Question

How do you simplify the expression \[4a + 2b + a?\]

Answer 1

Hint: In this question we have to find the simplest form from the above algebraic equation. For that we are going to simplify the equation. Next, we rearrange the variables. And also we are going to add and subtraction in complete step by step solution.
Here, Algebra is a branch of mathematics dealing with symbols and the rules for manipulating those symbols. In elementary algebra, those symbols represent quantities without fixed values, known as variables. The letters \[a\] and \[b\] represent the areas of the field.

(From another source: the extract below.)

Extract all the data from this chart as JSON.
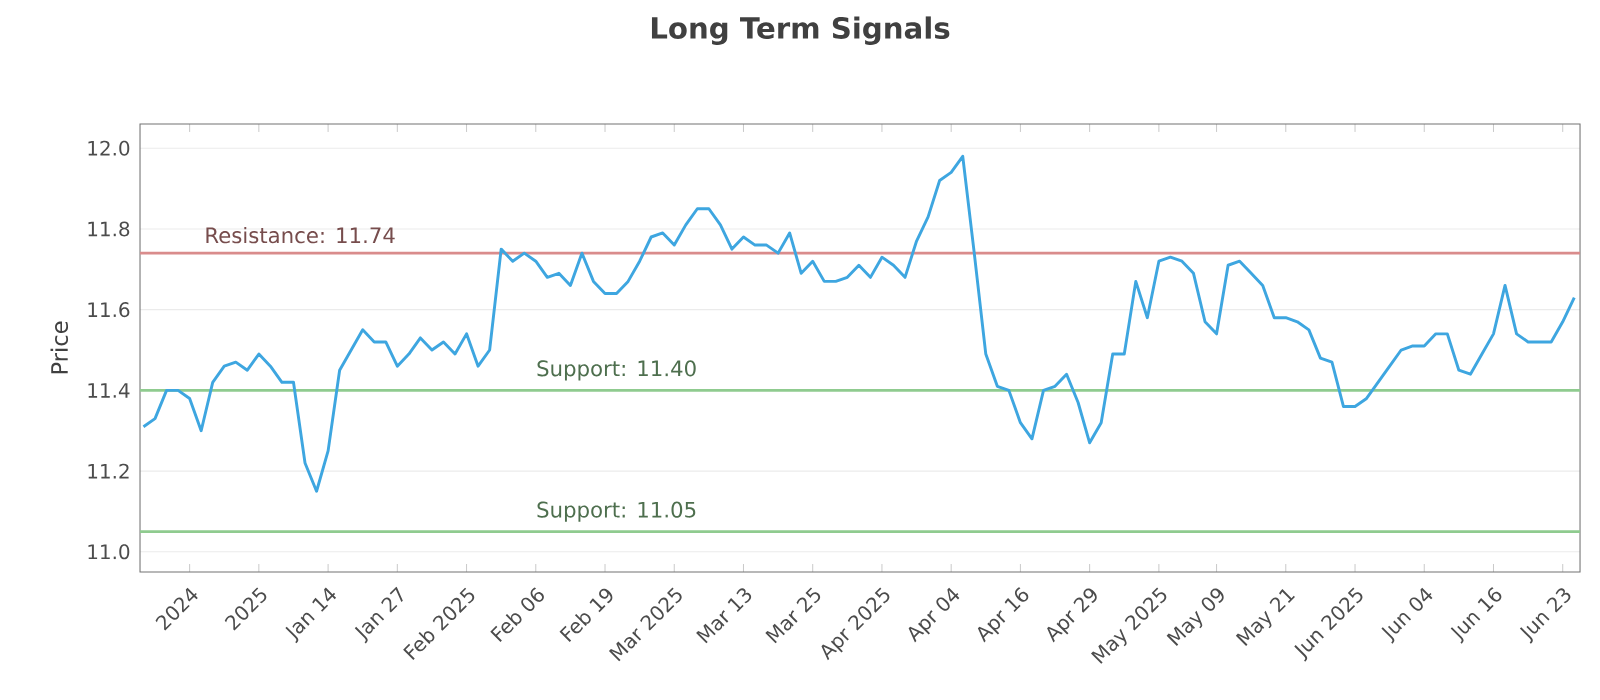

Complete step by step answer:
Given:
\[ \Rightarrow 4a + 2b + a\]
Next, rearrange the above terms and we get
\[ \Rightarrow 4a + a + 2b\]
Now, we adding the \[a\] coefficient and we get
\[ \Rightarrow 5a + 2b\]

When you simplify an equation, always check for like-terms. \[4a\] and both share a common variable, \[a\]. This makes them like-terms. You can add like terms, creating the sum of \[5a\]. \[2b\], having no term to be able to be added to, stays the same.

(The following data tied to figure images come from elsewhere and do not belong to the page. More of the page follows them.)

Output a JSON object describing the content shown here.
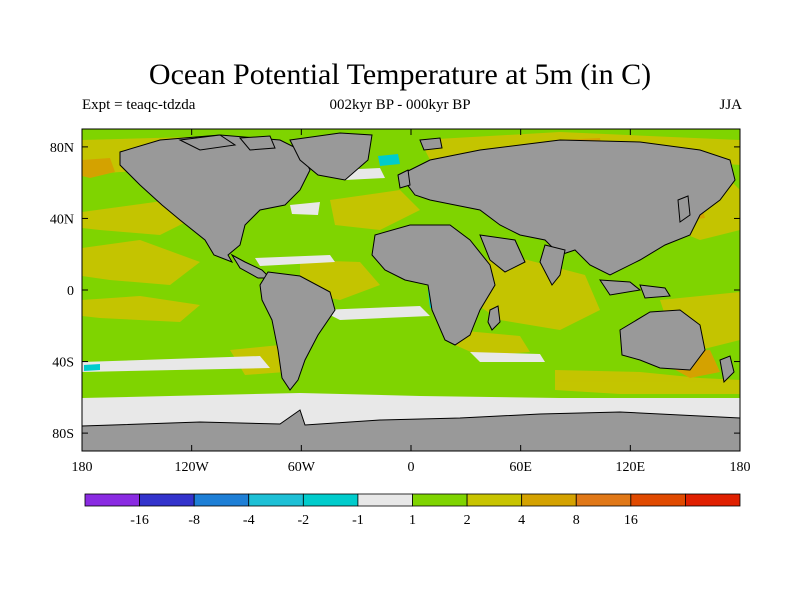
{
  "title": "Ocean Potential Temperature at 5m (in C)",
  "subtitle_left": "Expt = teaqc-tdzda",
  "subtitle_center": "002kyr BP - 000kyr BP",
  "subtitle_right": "JJA",
  "axes": {
    "x_ticks": [
      "180",
      "120W",
      "60W",
      "0",
      "60E",
      "120E",
      "180"
    ],
    "y_ticks": [
      "80N",
      "40N",
      "0",
      "40S",
      "80S"
    ],
    "x_values": [
      -180,
      -120,
      -60,
      0,
      60,
      120,
      180
    ],
    "y_values": [
      80,
      40,
      0,
      -40,
      -80
    ],
    "lon_range": [
      -180,
      180
    ],
    "lat_range": [
      -90,
      90
    ]
  },
  "colorbar": {
    "colors": [
      "#8a2be2",
      "#3333cc",
      "#1e7fd6",
      "#1ec0d6",
      "#00cccc",
      "#e8e8e8",
      "#7fd400",
      "#c8c400",
      "#d4a200",
      "#e07818",
      "#e04a00",
      "#e02000"
    ],
    "labels": [
      "-16",
      "-8",
      "-4",
      "-2",
      "-1",
      "1",
      "2",
      "4",
      "8",
      "16"
    ]
  },
  "colors": {
    "land": "#999999",
    "background_anomaly": "#7fd400",
    "coastline": "#000000"
  }
}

This is the required answer of the given equation. 5a + 2b

Note: We have to mind that, variable expressions are expressions that involve variables, which are symbols that represent changing quantities. The value of the expression will change as the value of the variable changes.
To avoid saying exactly the same thing over and over, we use the following to mean the same thing:
Evaluate the expression when \[x = 2\]
Evaluate the expression for \[x = 2\]
Evaluate the expression at \[x = 2\]
Evaluate the expression assuming \[x = 2\]
Evaluate the expression if \[x = 2\]
Also, if there is only one variable in an expression, we don’t always need to mention it:
Evaluate the expression for \[x = 2\]
Evaluate the expression at \[x = 2\].